CBIZ
  • Article
November 11, 2024

Accounting for Data Acquisition Costs

Table of Contents

Accounting for Data Acquisition Costs

Background

In the world of artificial intelligence (AI), data is the lifeblood that fuels the development of large language models (LLMs). Acquiring and preparing the large datasets required for training these models is a significant undertaking, both operationally and financially. As companies invest in data acquisition and preparation, understanding the appropriate accounting treatment of these costs becomes critical. Companies must consider whether these costs should be expensed as incurred, recognized as a separate intangible asset or capitalized as part of the generative AI application or LLM.
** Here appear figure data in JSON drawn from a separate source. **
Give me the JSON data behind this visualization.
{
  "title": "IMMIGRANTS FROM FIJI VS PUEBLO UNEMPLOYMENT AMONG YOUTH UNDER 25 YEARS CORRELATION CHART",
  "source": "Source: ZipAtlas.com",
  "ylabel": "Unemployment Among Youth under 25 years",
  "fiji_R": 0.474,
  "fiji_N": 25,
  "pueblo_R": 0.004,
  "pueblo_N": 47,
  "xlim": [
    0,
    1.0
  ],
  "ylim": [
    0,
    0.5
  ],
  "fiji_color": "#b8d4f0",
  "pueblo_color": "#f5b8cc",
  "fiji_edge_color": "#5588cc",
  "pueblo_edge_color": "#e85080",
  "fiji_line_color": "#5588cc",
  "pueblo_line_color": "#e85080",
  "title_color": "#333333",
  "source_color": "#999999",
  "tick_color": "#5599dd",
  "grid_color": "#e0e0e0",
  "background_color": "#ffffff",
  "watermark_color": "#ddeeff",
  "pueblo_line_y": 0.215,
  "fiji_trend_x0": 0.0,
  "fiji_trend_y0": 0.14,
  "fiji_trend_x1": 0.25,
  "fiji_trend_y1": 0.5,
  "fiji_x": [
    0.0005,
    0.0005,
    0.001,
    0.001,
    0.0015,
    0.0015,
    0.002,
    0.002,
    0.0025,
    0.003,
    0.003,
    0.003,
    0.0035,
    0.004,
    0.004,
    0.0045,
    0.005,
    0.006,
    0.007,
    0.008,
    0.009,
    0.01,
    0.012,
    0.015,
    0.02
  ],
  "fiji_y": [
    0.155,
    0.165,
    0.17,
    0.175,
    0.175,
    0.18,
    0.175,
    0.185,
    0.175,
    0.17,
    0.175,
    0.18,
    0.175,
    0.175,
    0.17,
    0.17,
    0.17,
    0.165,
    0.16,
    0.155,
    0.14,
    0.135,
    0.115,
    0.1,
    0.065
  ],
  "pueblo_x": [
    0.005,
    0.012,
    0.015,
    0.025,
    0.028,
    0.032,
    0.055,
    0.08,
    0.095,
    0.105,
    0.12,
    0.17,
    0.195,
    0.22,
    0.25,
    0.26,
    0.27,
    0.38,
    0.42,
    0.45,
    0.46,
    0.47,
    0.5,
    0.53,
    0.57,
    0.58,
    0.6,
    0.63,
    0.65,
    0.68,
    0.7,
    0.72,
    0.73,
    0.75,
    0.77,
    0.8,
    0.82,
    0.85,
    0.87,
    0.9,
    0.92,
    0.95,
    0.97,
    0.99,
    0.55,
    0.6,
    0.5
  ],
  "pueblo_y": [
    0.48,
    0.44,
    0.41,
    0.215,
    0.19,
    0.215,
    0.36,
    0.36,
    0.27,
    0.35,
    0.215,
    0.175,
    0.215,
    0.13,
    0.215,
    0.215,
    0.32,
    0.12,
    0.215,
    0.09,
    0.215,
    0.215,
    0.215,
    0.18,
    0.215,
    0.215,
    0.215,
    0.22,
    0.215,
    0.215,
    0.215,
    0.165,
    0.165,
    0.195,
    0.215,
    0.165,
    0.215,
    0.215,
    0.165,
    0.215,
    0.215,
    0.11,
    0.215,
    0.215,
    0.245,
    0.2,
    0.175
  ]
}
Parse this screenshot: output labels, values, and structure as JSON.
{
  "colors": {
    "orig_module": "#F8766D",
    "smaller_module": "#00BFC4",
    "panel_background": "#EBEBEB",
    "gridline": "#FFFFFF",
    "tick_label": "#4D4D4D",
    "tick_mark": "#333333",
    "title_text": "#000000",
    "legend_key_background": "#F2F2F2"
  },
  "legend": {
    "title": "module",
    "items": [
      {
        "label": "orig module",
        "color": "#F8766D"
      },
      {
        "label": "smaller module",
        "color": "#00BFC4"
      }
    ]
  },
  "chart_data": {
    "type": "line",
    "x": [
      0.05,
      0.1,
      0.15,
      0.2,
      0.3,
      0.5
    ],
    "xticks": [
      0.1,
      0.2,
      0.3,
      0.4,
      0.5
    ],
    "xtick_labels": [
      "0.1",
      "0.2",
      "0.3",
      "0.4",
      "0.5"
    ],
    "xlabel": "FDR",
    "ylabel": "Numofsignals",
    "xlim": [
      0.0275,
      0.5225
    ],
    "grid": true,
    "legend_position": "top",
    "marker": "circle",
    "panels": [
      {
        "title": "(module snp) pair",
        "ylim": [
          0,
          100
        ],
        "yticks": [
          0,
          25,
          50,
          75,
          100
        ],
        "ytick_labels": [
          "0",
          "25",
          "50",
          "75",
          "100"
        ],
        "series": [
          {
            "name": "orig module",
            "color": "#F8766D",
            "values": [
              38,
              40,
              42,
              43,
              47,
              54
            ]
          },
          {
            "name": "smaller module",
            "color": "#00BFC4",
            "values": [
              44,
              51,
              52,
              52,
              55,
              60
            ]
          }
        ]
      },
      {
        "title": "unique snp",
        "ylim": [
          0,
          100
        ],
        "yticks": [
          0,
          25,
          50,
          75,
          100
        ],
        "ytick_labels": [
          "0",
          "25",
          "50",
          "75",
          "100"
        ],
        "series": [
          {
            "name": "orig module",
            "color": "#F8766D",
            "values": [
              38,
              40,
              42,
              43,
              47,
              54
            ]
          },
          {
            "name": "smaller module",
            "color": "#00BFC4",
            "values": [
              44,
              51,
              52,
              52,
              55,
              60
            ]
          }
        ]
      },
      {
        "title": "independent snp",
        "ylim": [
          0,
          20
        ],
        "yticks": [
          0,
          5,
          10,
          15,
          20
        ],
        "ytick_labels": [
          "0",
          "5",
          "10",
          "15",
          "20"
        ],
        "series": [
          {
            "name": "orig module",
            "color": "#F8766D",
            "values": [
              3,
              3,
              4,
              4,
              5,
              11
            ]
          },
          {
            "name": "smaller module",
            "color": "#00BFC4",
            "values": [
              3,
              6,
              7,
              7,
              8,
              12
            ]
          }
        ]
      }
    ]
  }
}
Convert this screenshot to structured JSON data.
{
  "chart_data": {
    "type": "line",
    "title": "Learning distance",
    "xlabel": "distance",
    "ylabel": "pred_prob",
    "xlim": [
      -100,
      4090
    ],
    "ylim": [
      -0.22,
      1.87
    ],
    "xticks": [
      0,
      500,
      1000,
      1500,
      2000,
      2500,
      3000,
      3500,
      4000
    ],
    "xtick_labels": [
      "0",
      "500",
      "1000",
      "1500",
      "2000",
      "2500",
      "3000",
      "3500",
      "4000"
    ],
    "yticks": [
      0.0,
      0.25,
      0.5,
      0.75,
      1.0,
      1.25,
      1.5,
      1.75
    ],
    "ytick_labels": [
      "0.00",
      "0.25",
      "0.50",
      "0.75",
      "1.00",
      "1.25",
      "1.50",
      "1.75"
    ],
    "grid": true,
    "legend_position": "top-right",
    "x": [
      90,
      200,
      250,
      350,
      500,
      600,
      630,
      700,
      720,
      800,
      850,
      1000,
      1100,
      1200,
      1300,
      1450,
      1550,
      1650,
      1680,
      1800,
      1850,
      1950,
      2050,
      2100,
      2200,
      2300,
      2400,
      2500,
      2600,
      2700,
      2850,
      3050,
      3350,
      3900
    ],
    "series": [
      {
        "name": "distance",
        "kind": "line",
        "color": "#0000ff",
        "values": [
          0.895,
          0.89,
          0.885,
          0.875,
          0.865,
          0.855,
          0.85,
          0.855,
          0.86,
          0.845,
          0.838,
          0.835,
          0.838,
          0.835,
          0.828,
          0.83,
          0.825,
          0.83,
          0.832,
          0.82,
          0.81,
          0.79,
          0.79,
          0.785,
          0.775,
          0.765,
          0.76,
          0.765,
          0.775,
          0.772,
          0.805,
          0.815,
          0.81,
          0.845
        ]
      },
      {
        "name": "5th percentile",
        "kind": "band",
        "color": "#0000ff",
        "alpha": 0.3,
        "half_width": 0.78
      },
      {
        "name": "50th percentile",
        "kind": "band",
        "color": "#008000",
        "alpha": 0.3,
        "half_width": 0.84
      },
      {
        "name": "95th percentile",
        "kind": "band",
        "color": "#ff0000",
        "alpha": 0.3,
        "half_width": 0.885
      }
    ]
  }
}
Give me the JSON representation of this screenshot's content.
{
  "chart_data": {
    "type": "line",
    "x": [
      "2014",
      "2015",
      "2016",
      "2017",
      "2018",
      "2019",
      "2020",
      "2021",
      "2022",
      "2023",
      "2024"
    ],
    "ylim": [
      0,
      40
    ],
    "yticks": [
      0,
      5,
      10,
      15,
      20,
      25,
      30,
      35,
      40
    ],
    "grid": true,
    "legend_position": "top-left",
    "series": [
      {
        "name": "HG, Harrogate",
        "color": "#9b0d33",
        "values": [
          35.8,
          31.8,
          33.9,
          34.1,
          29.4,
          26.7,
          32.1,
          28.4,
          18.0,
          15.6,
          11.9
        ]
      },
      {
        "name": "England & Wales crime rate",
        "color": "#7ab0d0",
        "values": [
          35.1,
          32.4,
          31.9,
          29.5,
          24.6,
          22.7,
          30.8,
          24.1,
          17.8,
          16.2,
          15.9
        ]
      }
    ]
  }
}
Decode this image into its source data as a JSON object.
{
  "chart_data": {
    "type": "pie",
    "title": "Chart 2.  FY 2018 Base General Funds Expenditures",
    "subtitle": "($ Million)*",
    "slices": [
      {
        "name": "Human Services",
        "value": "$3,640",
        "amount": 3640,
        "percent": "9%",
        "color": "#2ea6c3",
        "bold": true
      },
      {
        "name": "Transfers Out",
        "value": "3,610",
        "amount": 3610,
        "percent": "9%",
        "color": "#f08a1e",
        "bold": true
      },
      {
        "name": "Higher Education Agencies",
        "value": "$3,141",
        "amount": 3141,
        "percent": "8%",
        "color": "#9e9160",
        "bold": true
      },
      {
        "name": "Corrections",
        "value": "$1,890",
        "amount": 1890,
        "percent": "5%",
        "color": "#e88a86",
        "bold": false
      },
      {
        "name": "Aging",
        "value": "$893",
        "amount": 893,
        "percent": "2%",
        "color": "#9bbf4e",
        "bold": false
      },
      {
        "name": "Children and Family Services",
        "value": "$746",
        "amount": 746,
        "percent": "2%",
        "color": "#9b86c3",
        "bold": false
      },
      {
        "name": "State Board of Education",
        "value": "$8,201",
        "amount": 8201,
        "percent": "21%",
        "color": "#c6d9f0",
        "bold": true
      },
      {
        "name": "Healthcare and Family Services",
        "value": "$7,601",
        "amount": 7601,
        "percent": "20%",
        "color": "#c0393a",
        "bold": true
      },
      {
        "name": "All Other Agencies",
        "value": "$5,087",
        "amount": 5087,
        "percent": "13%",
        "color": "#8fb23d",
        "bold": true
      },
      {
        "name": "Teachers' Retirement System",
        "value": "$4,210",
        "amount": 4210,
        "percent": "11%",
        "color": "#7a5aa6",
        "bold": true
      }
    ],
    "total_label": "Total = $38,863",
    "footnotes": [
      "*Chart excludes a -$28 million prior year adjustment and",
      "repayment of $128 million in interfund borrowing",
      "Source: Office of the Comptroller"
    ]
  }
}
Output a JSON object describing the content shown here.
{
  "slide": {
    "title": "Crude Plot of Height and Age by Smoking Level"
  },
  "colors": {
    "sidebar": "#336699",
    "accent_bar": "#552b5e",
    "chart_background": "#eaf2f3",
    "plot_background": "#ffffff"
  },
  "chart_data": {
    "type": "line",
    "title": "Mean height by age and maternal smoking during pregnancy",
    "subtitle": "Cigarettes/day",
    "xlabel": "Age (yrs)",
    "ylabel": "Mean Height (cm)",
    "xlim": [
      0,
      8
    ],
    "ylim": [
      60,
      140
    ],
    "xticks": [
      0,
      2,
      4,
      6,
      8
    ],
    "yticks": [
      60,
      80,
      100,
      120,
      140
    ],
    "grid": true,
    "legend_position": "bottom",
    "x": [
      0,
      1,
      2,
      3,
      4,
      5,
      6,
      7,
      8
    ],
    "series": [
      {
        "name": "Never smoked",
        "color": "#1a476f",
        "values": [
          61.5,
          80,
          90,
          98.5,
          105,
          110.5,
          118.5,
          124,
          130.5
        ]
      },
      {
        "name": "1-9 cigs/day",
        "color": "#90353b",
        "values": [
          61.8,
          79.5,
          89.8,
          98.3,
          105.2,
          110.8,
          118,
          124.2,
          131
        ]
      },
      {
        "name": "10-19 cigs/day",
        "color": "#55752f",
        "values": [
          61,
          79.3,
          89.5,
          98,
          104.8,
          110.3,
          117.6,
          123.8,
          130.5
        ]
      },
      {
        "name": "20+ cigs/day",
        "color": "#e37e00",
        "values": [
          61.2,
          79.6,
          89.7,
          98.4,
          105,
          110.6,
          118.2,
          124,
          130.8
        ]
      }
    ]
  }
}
In this article, part of our ongoing AI Accounting Insights series discussing accounting considerations for companies developing generative AI technologies, we examine the accounting considerations for data acquisition and related costs associated with LLM and generative AI application development. By exploring the relevant accounting standards, we aim to guide financial leaders in making informed decisions on whether to capitalize or expense these costs.

Data Acquisition Costs

Generative AI refers to a type of AI that can produce new content — whether it’s text, images, code or even music — based on the patterns it has learned from existing data. Generative AI is capable of generating content that is novel, coherent and contextually appropriate. This technology is powered by advanced machine learning techniques that enable computers to understand and mimic the complexities of human creativity and language.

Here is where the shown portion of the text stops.